Halfway through the 1930s, the Heck brothers claimed success in having recreated the extinct aurochs, an animal closely resembling those depicted in cave paintings, the template the brothers used for their breeding efforts. By then especially Lutz Heck had managed to align his zoological and conservationist endeavours with the Nazi regime that had come to power. Going on hunting parties with Hermann Goering, he managed to convince the head of the Luftwaffe and Reichsjaegermeister of his vision of repopulating nature reserves with the backbred aurochsen. A small group of these animals were let loose in Rominten Heide, Goering’s personal hunting ground.

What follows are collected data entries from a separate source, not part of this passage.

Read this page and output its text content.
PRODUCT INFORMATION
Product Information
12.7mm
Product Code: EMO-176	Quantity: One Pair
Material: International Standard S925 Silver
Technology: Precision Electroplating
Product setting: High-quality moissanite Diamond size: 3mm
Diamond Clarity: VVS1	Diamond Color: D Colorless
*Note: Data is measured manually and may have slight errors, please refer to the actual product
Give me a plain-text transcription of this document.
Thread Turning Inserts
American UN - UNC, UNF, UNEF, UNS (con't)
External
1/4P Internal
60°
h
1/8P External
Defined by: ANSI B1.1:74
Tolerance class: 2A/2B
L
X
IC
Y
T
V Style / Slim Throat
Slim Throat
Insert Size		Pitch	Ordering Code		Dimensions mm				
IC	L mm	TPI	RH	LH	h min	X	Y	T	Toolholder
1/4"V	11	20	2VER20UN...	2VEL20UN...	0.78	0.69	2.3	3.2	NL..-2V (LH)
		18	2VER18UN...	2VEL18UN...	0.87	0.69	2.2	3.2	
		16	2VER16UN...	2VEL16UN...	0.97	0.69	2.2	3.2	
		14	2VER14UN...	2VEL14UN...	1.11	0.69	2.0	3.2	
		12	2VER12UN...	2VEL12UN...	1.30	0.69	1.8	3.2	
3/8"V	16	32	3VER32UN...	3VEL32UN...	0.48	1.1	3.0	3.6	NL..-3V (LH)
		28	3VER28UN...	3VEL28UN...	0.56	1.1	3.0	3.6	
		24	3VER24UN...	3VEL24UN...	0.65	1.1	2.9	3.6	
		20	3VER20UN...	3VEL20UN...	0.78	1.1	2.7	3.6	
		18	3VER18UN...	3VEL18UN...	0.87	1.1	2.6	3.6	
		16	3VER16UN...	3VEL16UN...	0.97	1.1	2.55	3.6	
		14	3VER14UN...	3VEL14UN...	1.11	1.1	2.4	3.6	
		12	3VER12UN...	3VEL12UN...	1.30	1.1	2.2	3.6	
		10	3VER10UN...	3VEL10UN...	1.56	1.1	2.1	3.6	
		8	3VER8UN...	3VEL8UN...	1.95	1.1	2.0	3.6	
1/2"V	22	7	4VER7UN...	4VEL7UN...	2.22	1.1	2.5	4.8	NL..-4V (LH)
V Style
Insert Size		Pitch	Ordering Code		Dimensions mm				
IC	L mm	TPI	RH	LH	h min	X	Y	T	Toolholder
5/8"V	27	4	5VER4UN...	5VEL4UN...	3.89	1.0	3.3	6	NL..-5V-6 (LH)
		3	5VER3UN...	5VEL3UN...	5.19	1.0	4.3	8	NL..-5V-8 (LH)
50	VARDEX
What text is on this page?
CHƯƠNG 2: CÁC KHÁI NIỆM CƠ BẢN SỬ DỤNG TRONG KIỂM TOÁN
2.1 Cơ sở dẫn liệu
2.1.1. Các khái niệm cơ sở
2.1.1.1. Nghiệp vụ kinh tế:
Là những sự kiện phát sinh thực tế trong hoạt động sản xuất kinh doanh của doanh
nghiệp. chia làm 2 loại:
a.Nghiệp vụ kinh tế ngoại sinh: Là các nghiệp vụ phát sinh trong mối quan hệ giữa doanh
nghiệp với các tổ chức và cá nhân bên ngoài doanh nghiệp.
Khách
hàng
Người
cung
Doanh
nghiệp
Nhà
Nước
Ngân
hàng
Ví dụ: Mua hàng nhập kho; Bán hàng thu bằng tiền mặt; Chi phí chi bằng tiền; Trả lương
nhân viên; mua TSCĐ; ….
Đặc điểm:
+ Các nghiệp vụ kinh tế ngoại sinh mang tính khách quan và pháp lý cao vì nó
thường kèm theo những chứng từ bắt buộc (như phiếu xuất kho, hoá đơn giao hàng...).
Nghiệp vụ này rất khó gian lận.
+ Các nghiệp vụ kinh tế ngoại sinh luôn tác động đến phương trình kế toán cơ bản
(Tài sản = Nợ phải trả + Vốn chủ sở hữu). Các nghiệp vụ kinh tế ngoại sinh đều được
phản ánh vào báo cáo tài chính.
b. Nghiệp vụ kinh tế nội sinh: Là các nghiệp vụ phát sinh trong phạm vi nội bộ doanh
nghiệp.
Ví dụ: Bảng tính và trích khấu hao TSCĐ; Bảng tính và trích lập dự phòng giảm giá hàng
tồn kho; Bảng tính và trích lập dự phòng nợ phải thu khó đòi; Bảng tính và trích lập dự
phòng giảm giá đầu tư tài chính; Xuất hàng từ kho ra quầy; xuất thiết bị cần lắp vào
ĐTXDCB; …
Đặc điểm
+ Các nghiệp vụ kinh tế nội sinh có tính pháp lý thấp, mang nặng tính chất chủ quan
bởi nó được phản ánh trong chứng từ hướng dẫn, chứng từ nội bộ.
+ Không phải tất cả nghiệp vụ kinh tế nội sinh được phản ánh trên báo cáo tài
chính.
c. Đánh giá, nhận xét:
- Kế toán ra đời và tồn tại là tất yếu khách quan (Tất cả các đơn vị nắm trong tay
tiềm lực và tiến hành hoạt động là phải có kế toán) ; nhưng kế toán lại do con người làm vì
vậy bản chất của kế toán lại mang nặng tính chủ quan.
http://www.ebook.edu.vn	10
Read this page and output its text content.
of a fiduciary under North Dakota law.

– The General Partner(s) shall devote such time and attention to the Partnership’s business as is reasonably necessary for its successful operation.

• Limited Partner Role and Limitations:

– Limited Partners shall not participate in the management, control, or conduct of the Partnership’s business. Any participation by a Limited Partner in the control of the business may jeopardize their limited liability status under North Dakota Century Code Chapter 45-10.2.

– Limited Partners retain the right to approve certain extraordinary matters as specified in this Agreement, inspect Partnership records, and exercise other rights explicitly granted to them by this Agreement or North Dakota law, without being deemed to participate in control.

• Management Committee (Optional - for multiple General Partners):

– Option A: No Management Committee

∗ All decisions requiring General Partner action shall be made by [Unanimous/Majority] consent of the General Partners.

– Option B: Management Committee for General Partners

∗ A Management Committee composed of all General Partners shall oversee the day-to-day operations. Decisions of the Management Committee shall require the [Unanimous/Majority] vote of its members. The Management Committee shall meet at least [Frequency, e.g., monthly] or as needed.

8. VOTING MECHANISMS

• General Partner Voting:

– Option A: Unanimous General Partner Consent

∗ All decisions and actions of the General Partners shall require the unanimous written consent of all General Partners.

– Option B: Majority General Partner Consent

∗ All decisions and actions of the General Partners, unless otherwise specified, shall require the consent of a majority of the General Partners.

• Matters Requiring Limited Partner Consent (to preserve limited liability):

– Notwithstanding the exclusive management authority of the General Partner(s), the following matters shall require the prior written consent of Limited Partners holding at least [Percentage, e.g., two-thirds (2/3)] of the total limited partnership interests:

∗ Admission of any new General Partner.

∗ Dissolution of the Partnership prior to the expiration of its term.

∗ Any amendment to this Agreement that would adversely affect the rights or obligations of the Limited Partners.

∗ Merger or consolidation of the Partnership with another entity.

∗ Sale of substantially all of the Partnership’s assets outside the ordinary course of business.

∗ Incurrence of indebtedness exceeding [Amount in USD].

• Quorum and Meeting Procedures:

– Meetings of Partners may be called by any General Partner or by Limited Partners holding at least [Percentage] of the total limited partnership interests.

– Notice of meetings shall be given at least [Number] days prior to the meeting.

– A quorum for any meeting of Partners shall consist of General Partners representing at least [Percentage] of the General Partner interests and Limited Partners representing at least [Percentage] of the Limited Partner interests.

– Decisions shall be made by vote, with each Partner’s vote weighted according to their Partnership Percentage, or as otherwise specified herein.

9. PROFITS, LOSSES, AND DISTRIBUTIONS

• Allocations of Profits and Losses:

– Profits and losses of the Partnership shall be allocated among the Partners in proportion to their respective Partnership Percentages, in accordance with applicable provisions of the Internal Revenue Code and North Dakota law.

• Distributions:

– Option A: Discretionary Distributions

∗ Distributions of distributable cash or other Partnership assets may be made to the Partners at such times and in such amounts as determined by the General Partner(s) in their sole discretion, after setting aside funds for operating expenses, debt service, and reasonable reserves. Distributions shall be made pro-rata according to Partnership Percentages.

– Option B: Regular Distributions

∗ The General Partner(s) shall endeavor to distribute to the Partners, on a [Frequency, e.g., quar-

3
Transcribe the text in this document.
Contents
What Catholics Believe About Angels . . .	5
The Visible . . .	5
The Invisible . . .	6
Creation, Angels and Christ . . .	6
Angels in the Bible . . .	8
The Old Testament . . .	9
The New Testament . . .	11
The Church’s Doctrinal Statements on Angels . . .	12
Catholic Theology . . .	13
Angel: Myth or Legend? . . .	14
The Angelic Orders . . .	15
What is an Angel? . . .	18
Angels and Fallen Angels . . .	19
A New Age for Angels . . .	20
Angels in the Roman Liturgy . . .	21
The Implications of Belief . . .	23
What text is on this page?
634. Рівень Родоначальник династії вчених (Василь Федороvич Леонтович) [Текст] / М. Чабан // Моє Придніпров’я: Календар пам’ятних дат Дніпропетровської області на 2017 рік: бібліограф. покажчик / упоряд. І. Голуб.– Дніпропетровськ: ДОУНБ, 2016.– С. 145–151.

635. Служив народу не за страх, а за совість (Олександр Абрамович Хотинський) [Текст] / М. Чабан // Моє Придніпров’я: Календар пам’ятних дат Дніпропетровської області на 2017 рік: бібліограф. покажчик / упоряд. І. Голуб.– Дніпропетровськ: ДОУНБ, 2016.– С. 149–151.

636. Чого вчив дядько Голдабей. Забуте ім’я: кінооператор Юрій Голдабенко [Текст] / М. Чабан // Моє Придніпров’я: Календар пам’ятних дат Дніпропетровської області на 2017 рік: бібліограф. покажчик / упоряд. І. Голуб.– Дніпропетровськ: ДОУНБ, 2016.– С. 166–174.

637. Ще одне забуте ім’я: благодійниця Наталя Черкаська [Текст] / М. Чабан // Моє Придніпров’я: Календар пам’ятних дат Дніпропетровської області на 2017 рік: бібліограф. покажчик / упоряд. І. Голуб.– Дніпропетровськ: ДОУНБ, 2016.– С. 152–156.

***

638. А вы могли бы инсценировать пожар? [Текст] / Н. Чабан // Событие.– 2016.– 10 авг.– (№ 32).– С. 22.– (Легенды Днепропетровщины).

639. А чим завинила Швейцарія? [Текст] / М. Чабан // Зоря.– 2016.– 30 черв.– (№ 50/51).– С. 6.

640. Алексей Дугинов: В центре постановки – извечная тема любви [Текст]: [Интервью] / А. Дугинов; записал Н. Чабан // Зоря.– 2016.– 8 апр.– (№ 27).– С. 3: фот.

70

And after the uncontrollably wild animals had wreaked havoc upon the local residents and disrupted the deer feeding in winter, they were transferred to the primordial Bialowieza forest in newly conquered eastern Europe.

The rewilded Heck cattle in the forest is believed not to have survived the war, being shot either by Goering to prevent them from falling into enemy hands, or by the advancing Soviet soldiers looking for a good meal. A few animals however survived the bombing of the Munich zoo, and are to this day on exhibit there. In the early 1980s a few of these what have come to be called ‘Heck cattle’ were brought over to the OVP as hardy grazing tools that could survive winter on their own. Thirty years later hundreds of them roam the OVP, and can be found in numerous sites across Europe where they are used in a variety of ecological restoration projects. While emanating from a nationalist, Volkisch and eugenicist biopolitics and a horrific geopolitics of expanding nonhuman lebensraum, these animals now function in what could be considered a cosmopolitical, non-essentialist, open ended experimental mode of conservation.

Heck cattle at OVP in winter (photo: martijn de jonge)

When however Derek Gow, a British conservationist, brought a few over to his Devon farm in 2009 the UK press from the Daily Mail to the Guardian reported on this bovine invasion of ‘nazi cows’, leading to a variety of headline puns on Hitler and his bulls.